B.H. appeals from his adjudication as a delinquent for having escaped from Volusia House (a juvenile facility with a restrictiveness level VI) on March 5, 1992. His argument on appeal is predicated upon the proposition that Florida’s juvenile escape statute, section 39.061, Florida Statutes (Supp. 1990), enacted effective October 1, 1990, was held to be unconstitutional in D.P. v. State, 597 So.2d 952 (Fla. 1st DCA 1992). The rationale of the First District in D.P. was that section 39.061 violates Article II, *617section 3 of the Florida Constitution (separation of powers) because it improperly delegates legislative authority to an administrative agency — i.e., it allows HRS to ascertain the restrictiveness level of juvenile custody facilities and the assignment of committed juveniles to those facilities. “Therefore,” said the court, “in our view, the juvenile escape statute grants HRS the unbridled, unadvised discretion to say what the law of juvenile escape from residential facilities shall be. Such is not constitutionally acceptable.” 597 So.2d at 955.
The opinion in D.P. does not specify when the juveniles in that case had been committed to the detention from which they escaped. This is, in our view, critical since section 39.052(3)(e), Florida Statutes, also effective October 1, 1990,1 provides that it is the juvenile court, not HRS, which ultimately designates the appropriate restrictiveness level at which the delinquent child is to be placed. Section 39.052(3)(e)3. provides:
3. The court shall commit the child to the department at the restrictiveness level identified or may order placement at a different restrictiveness level. The court shall state in writing reasons which establish by a preponderance of the evidence why the court is disregarding the assessment of the child and the restrictiveness level recommended by the department. Any part may appeal the court’s findings resulting in a modified level of restrictiveness pursuant to this subparagraph.
Apparently, the commitment orders confining the juvenile escapees in D.P. were entered prior to October 1, 1990, hence the committing courts had not been authorized to, and did not, designate a restrictiveness level for them. Under section 39.112, the predecessor to 39.061, all escapes from juvenile facilities could be prosecuted as third degree felonies. When section 39.112 was repealed by the 1990 legislation, a void was left in regard to those juveniles committed prior to October 1, 1990, who escaped after that date.
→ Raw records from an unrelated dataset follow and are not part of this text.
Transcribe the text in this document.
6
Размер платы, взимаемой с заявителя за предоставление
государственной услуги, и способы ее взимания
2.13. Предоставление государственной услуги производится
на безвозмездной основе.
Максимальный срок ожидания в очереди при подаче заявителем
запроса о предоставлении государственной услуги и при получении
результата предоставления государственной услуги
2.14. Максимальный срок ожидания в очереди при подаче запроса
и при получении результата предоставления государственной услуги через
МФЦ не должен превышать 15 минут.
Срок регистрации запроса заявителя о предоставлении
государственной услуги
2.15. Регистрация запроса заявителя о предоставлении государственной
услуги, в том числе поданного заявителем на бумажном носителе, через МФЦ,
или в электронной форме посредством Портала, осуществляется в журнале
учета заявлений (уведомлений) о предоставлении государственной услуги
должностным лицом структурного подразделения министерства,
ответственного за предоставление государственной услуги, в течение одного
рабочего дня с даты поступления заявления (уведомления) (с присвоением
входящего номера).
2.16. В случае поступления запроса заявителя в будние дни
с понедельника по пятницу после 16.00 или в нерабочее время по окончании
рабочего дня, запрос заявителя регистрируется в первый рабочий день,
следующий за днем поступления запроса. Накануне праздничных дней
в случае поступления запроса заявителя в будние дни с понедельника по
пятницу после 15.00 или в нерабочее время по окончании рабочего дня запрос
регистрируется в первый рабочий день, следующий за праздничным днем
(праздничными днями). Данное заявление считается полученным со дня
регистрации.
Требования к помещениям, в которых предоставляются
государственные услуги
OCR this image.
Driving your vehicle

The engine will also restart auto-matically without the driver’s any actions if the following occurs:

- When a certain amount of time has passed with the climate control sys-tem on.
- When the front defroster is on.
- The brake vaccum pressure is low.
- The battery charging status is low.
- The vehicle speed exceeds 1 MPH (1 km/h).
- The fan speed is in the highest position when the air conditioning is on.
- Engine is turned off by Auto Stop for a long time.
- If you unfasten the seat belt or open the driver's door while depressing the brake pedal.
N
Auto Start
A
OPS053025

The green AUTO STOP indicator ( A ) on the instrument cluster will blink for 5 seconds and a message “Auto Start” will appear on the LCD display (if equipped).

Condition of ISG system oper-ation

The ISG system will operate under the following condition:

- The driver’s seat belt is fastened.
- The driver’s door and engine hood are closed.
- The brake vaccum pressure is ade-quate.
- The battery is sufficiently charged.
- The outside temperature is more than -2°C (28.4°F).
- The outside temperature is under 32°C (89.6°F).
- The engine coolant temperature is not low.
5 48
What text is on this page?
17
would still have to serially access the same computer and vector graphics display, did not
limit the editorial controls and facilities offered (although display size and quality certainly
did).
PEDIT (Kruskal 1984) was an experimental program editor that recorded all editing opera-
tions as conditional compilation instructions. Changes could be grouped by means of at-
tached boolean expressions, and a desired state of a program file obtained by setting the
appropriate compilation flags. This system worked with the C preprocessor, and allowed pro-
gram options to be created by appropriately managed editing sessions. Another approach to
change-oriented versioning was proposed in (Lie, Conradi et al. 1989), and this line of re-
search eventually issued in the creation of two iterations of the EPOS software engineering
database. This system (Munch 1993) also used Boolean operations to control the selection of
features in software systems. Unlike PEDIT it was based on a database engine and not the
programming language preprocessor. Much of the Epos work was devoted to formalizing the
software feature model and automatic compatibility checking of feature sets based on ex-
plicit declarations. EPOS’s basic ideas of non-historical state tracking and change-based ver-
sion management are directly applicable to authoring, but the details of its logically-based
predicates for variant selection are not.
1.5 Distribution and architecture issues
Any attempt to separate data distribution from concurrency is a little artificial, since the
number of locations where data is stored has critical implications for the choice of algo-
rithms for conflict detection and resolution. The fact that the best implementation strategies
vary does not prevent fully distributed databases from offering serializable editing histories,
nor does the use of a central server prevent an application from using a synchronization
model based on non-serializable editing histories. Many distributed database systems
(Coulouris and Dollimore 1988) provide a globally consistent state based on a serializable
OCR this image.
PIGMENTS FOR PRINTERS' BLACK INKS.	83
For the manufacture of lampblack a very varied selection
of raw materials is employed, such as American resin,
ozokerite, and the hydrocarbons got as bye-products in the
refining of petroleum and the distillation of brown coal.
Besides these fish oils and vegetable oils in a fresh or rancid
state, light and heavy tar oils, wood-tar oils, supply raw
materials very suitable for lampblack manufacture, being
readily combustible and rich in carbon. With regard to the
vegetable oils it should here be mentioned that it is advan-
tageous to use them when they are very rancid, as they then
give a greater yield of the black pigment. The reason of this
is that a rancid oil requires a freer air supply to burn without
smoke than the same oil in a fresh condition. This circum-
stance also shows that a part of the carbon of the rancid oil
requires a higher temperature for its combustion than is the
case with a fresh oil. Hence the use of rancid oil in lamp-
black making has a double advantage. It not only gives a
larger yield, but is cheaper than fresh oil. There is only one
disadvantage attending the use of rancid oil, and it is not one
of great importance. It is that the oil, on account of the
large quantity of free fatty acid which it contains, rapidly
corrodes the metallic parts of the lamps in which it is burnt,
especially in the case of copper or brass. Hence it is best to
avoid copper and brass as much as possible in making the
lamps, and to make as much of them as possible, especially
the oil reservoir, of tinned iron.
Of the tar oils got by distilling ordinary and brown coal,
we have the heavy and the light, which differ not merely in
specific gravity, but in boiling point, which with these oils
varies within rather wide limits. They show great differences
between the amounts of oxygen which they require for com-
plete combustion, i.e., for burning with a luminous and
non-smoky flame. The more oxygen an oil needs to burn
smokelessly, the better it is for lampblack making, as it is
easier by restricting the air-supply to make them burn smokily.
In the cases of those escapees, there was no court order, only the HRS placement and facility designation, to determine which escapes could be prosecuted as felonies.
As applied to that category of juvenile escapees (those committed prior to October 1,1990, and escaping after that date), we would agree with the First District’s conclusion of unconstitutionality in D.P. We disagree, however, with the First District insofar as D.P. holds or implies that section 39.061 is unconstitutional as applied to those juveniles committed after October 1, 1990. As to that class of juvenile escapees, whose restrictiveness level was designated by the trial judge per section 39.052, we find section 39.061 to be constitutional.
In the instant case, the record indicates B.H. escaped from a facility to which he had been committed by court order in 1992 (i.e., subsequent to October 1, 1990), and for which the trial court had set his restrictiveness level at VI. Therefore, it was proper to charge and convict him of escape pursuant to section 39.061, Florida Statutes.
Moreover, we cannot agree with the dissent that section 39.052(3)(e)3 constitutes an unconstitutional delegation of authority to the trial judge in allowing the latter to set restrictiveness levels on juveniles committed to detention facilities. It is enough that the trial judge, at the time of sentence, knew that the restrictiveness classifications of VI and VIII, which were prescribed by the legislature, imposed upon the juvenile the risk of prosecution for escaping from that confinement.
There is another basis upon which to affirm the instant conviction. When a statute is declared unconstitutional, the statute it attempted to repeal is still in force. See Messer v. Jackson, 126 Fla. 678, 171 So. 660 (1936). The repealer provision of 39.061 (section 17, Chapter 90-208, Laws of Florida) is not logically severable from the remainder of the enactment (section 5, Chapter 90-208, Laws of Florida) which purports to replace, section 39.112. If the replacement provision falls, the repealer *618must go with it. Contra R.A.H. v. State, 614 So.2d 1189 (Fla. 1st DCA 1993).
Thus, even if 39.061 is invalid in toto, as contended by the dissent, the instant conviction should be affirmed based upon the revival of section 39.112. The fact that B.H. was convicted of violating section 39.061, rather than section 39.112, would not be fatal to the conviction based upon our opinion in Sanders v. State, 386 So.2d 256 (Fla. 5th DCA 1980). In that case we held that when allegations of fact in an accusatorial document are sufficient to allege all of the elements of an offense, such allegations of fact will ordinarily control over an erroneous reference to a statute.
AFFIRMED.
DAUKSCH, J., concurs. W. SHARP, J., dissents with opinion.. See § 5, Ch. 90-208, Laws of Florida.